君战北将宁玥抱在怀里,走到虞惜宁身边坐下,语气中是满满的骄傲与宠溺。
虞惜宁拿起丝帕,轻轻擦去女儿额角的细汗,柔声道。
“是啊,时间过得真快。”
午后,宫中忽然来人,是昕雅贵妃身边的女官,送来几样精致的宫花和点心。
“并传贵妃口谕,询问北宸王妃伤势调养得如何,若已无大碍,娘娘想请王妃得闲入宫一叙。”
虞惜宁接过宫花,沉吟片刻。
在府中静养月余,风波渐息,也确实该出去走动走动,以免显得过于避世,反而引人猜疑。
虞惜宁对女官温言道:“有劳贵妃娘娘挂心。妾身伤势已无大碍,明日便入宫向娘娘请安。”
女官含笑应下,告辞离去。
翌日,虞惜宁递了牌子,乘马车入宫。
关雎宫内,金碧辉煌,陈设奢华。
昕雅贵妃妆容精致,见到虞惜宁进来,立刻起身相迎。
“王妃可算是康福乐了,本宫在宫中听闻你遇刺生命垂危,很是惦念。”
虞惜宁规矩行礼:“劳娘娘挂念,妾身已无大碍,还要多谢陛下和娘娘赏赐的诸多补品。”
两人分宾主落座,宫女立刻奉上茶水。
昕雅打量着虞惜宁的气色,笑道。
“看来确是调养得不错。本宫在这深宫里,平日也无人说话,闷得很,便想着请你来说说话,解解闷。”

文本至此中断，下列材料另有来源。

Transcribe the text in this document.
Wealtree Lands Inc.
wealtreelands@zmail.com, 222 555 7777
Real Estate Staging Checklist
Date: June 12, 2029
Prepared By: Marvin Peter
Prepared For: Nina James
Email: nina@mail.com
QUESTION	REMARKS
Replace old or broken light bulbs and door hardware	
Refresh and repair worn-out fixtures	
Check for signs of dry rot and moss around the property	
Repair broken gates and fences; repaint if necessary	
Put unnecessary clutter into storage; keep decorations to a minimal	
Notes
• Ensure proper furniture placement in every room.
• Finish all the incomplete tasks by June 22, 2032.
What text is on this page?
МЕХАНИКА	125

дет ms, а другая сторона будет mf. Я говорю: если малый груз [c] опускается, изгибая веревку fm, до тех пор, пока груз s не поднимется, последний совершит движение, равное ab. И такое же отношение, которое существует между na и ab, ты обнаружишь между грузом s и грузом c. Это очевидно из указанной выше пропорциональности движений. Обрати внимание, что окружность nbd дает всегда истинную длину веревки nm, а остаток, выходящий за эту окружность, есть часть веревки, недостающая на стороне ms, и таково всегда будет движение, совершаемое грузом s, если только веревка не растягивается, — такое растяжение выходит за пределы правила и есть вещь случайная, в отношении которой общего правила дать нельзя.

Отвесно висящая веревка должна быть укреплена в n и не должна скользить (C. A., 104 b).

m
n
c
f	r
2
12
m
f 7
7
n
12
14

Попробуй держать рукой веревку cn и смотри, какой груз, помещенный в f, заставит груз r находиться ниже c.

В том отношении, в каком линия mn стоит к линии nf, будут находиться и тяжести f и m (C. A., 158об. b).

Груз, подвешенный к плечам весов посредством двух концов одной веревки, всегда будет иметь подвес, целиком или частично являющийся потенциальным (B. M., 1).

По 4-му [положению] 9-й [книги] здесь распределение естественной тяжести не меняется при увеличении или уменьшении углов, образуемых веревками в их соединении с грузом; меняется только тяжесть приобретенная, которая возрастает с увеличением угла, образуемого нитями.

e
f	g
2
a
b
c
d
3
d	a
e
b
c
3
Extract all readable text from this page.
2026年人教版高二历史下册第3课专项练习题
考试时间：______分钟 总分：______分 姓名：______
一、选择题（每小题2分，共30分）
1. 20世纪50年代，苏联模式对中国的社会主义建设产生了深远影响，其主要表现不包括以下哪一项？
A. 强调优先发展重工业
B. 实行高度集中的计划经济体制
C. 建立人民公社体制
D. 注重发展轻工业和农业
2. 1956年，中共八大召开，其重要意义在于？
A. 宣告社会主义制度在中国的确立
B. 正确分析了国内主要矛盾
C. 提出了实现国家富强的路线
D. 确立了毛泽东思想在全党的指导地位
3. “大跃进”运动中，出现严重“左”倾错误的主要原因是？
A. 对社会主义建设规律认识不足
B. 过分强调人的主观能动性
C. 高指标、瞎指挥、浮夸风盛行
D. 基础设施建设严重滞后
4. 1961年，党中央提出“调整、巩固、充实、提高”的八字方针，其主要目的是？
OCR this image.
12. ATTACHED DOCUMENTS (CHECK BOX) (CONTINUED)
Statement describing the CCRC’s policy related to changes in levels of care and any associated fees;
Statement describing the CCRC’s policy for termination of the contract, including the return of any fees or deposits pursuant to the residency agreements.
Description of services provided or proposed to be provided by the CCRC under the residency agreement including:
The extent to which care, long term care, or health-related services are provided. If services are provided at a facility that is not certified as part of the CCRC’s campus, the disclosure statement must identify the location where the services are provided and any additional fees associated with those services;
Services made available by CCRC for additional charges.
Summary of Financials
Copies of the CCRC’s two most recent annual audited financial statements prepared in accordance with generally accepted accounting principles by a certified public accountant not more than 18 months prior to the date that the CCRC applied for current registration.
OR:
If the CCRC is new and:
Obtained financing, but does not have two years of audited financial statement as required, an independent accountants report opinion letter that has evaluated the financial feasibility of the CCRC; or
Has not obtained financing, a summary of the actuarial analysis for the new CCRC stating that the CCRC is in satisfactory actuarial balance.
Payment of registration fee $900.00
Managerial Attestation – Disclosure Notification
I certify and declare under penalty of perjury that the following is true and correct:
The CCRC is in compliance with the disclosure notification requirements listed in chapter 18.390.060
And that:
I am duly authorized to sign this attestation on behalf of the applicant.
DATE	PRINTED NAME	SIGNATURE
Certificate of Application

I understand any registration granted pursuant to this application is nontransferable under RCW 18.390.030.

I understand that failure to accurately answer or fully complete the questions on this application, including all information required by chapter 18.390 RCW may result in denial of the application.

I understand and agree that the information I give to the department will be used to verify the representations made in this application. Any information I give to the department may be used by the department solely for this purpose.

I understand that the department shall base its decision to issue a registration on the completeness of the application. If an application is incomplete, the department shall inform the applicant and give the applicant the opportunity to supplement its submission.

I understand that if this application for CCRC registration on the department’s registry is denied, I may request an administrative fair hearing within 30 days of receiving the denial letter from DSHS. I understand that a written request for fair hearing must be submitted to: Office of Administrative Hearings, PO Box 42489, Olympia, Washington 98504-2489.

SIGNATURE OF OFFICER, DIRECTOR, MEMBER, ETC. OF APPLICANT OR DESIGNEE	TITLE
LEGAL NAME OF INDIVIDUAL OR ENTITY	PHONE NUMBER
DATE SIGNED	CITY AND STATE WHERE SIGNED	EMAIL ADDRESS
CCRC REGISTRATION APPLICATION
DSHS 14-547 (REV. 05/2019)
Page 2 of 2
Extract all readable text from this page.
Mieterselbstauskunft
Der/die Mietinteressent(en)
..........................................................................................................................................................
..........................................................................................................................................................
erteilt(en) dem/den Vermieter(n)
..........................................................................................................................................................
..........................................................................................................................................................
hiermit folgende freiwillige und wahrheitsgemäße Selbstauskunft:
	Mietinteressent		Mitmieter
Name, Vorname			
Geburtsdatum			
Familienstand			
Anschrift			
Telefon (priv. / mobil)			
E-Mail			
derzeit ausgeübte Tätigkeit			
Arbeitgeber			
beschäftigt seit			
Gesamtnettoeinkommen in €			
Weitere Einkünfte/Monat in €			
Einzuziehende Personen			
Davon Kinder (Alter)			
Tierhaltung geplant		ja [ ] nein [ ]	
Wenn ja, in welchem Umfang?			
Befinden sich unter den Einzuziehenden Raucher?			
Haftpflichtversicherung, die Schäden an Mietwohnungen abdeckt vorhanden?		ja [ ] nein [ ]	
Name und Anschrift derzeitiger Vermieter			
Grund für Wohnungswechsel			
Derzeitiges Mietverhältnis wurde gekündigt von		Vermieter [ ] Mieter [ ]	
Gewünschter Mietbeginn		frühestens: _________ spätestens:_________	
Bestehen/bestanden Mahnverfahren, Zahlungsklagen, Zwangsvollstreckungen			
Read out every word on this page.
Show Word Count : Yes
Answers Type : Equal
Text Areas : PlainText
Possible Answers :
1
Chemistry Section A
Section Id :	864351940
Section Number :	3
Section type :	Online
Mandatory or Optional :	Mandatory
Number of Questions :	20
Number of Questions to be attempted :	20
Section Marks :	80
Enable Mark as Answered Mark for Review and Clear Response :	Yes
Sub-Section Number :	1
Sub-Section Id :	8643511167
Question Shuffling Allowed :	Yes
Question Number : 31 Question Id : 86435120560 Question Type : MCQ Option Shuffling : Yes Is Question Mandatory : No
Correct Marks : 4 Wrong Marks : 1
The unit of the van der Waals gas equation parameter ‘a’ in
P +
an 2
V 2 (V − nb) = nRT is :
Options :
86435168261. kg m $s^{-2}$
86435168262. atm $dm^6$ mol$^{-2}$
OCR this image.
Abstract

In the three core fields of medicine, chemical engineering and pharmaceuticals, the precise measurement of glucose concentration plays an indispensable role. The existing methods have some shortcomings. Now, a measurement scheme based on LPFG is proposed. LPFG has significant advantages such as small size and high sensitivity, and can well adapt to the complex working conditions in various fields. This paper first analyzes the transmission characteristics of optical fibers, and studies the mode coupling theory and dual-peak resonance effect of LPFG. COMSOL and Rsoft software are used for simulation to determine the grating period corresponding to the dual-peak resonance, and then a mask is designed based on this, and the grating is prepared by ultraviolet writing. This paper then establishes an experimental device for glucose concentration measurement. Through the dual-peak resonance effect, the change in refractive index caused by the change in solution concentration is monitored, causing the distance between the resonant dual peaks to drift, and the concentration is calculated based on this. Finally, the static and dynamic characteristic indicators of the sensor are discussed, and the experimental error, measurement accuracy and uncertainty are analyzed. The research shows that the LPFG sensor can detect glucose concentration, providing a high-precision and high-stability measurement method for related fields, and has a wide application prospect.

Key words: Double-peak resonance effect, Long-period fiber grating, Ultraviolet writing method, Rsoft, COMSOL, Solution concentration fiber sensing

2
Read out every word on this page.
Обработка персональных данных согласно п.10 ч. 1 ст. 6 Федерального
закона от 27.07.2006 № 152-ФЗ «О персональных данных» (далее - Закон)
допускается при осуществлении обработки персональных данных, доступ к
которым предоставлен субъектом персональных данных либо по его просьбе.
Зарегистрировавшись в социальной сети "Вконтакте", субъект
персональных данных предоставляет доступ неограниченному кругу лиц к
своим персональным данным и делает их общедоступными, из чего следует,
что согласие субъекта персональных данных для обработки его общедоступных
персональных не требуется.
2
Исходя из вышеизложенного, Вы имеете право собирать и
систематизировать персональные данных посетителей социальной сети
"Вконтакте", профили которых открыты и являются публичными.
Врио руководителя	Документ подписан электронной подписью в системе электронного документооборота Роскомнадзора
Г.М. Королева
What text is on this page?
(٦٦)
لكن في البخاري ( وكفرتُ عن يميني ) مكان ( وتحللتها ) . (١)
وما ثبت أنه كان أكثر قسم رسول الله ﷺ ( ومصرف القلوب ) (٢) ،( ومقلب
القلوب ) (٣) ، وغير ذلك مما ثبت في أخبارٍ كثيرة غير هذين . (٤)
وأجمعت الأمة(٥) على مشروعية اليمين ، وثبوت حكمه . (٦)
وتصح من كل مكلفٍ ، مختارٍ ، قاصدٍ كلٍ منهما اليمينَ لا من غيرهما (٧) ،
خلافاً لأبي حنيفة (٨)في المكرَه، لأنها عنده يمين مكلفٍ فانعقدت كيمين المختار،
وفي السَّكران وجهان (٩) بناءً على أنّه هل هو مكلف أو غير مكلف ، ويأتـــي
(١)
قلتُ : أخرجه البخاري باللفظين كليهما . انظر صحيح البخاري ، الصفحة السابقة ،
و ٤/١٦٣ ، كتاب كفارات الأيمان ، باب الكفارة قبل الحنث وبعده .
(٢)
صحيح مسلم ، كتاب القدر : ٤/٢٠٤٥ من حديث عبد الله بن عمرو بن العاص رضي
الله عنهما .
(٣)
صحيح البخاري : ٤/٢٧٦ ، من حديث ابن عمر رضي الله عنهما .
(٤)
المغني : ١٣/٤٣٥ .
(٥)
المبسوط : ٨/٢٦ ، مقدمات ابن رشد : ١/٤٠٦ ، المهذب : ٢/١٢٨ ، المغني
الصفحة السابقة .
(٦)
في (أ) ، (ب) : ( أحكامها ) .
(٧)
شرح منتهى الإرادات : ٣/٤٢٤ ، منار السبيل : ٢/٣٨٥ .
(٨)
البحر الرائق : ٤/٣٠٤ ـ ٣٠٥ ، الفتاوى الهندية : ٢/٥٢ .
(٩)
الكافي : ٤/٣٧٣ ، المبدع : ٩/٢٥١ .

虞惜宁微笑道:“娘娘说笑了,宫中姐妹众多,何来闷烦之说?”
昕雅闻言,唇角勾起一抹自嘲的弧度。
她抬手挥退了左右侍立的宫人,殿内只剩下她们二人。
昕雅端起茶盏,抱怨道。
“姐妹?宫中那些人说的不是恭维话,就是场面话,听得多了腻烦得很。”
她抬眼看向虞惜宁,目光坦诚。
“惜宁,此处并无外人,你我之间,就不必如此拘谨客套了。”
虞惜宁看着她眼中一闪而逝的疲惫与寂寥,心中微微一动。
眼前这个女子,早已没了当初草原上的飒爽锋芒。
借刀杀人
临近黄昏,虞惜宁起身告辞。
昕雅送至殿门口,眼中带着不舍。
“王妃日后若得闲,多来宫中坐坐。与你说说话,心里也能畅快些。”
虞惜宁颔首应下:“娘娘保重凤体,妾身告退。”
走出关雎宫,虞惜宁沿着宫道缓步向宫门走去,心中对昕雅的处境不免生出几分唏嘘。
行至御花园附近,恰遇一队丫鬟拥着一位宫嫔迎面走来,正是育有大皇子的惠嫔。